Carter Burwell – Music Story
En étant marquée par l’univers musical de Carol et Legend en sortant des salles obscures, la rédaction s’est penchée sur un grand nom de la composition peu connu du grand public : Carter (Benedict) Burwell. Ayant collaboré avec les plus grands, les frères Coen, Spike Jonze, Sidney Lumet, Andrew Niccol, Lisa Chodolenko, Martin McDonagh, Bill Condon, le discret acteur/compositeur sexagénaire continue de grimper depuis son Emmy pour Mildred Pierce de Todd Hayne en 2011. D’autant plus que son nom est au générique d’Anomalisa de Charlie Kaufman (scénariste de Dans la peau de John Malkovitch), Golden Globe 2016 du meilleur film d’animation et prix du jury à Venise, de Ave Cesar, le dernier Coen, de The Finest Hours par les studio Disney et de The Family Fang (sélectionné dernièrement au festival de Toronto, avec Nicole Kidman) qui n’a actuellement aucun distributeur français.
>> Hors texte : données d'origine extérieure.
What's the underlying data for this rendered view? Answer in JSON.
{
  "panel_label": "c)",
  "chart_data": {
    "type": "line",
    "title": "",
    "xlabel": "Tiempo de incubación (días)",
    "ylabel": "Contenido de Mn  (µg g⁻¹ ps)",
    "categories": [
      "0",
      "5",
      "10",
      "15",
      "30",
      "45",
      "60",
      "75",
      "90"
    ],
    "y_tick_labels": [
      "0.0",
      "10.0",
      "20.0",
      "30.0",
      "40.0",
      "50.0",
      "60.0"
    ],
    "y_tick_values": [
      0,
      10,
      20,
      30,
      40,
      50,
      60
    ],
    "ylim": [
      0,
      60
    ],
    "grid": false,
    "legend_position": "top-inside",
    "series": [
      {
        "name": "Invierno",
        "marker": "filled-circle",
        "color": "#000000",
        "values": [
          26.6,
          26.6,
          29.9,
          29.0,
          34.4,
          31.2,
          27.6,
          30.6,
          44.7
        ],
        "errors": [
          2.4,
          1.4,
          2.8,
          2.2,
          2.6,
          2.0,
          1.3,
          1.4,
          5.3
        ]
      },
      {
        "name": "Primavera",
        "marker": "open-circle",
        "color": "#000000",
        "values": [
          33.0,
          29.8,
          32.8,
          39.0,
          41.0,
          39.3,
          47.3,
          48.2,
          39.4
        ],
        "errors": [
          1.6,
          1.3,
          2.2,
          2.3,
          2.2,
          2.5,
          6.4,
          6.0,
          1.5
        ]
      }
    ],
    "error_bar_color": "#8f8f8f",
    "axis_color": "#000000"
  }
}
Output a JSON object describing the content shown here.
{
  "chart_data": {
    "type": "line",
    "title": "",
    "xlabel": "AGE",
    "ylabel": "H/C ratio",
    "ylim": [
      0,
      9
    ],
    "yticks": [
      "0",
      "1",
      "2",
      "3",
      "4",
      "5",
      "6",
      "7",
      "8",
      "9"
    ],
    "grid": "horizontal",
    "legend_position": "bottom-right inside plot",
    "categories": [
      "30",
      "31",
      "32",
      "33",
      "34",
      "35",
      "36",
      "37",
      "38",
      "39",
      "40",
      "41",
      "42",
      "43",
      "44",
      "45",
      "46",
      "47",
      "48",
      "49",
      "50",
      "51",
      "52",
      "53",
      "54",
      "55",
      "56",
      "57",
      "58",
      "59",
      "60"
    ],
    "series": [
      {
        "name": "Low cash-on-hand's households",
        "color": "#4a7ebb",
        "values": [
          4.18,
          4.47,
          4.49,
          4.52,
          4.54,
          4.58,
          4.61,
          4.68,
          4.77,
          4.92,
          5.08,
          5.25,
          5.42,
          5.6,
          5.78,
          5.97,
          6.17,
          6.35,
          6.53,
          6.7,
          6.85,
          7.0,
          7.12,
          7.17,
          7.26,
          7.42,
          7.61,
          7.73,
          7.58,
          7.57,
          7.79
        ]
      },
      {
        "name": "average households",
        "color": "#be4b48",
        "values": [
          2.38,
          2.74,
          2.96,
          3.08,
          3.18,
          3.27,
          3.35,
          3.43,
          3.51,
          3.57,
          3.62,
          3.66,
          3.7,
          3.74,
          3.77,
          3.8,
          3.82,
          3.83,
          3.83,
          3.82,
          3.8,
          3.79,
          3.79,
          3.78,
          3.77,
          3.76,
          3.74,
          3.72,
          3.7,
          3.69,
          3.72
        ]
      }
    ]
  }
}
L’occasion de revenir sur sa carrière, ses influences et les univers musicaux qu’il a laissés derrière lui.
Parcours
Le cœur du jeune végétarien, qui n’aimait pas les légumes, balance entre l’animation et la musique électronique qu’il étudie à Harvard d’où il ressort diplômé en 1977. Il a collaboré au journal officiel de l’Université en tant que dessinateur humoristique tout en assumant les responsabilités de professeur assistant à la Harvard Electronic Music Studio. Son premier dessin animé, Help, I’m Being Crushed to Death by a Black Rectangle remporte de nombreux prix en 1979 . La direction semble donc lui convenir… enfin pas tout à fait. Il devient chef d’un département d’animation à Long Island, où il crée des programmes pendant plusieurs années. Parallèlement, Burwell n’oublie pas la musique. Il joue avec plusieurs groupes à New York et compose même des ballets qui seront joués au festival d’Avignon. Lors d’un de ses nombreux concerts à New York, il est remarqué par Ethan Coen venu le voir sur les conseils d’un ami. Pas plus intéressé que ça, il envoie quand même des démos dont certaines se retrouveront à l’identique dans le premier film des frères Coen, « Blood Simple ». C’est le début d’une collaboration indéfectible puisque Carter Burwell a signé toutes les bandes originales des frères Coen, soit 17 longs métrages dont Raising Arizona (1987), Barton Fink (1991), Fargo (1996), The Big Lebowski (1998), Intolérable cruauté (2003), No Country for Old Men (2007), Burn After Reading (2008), A Serious Man (2009) et True Grit (2010).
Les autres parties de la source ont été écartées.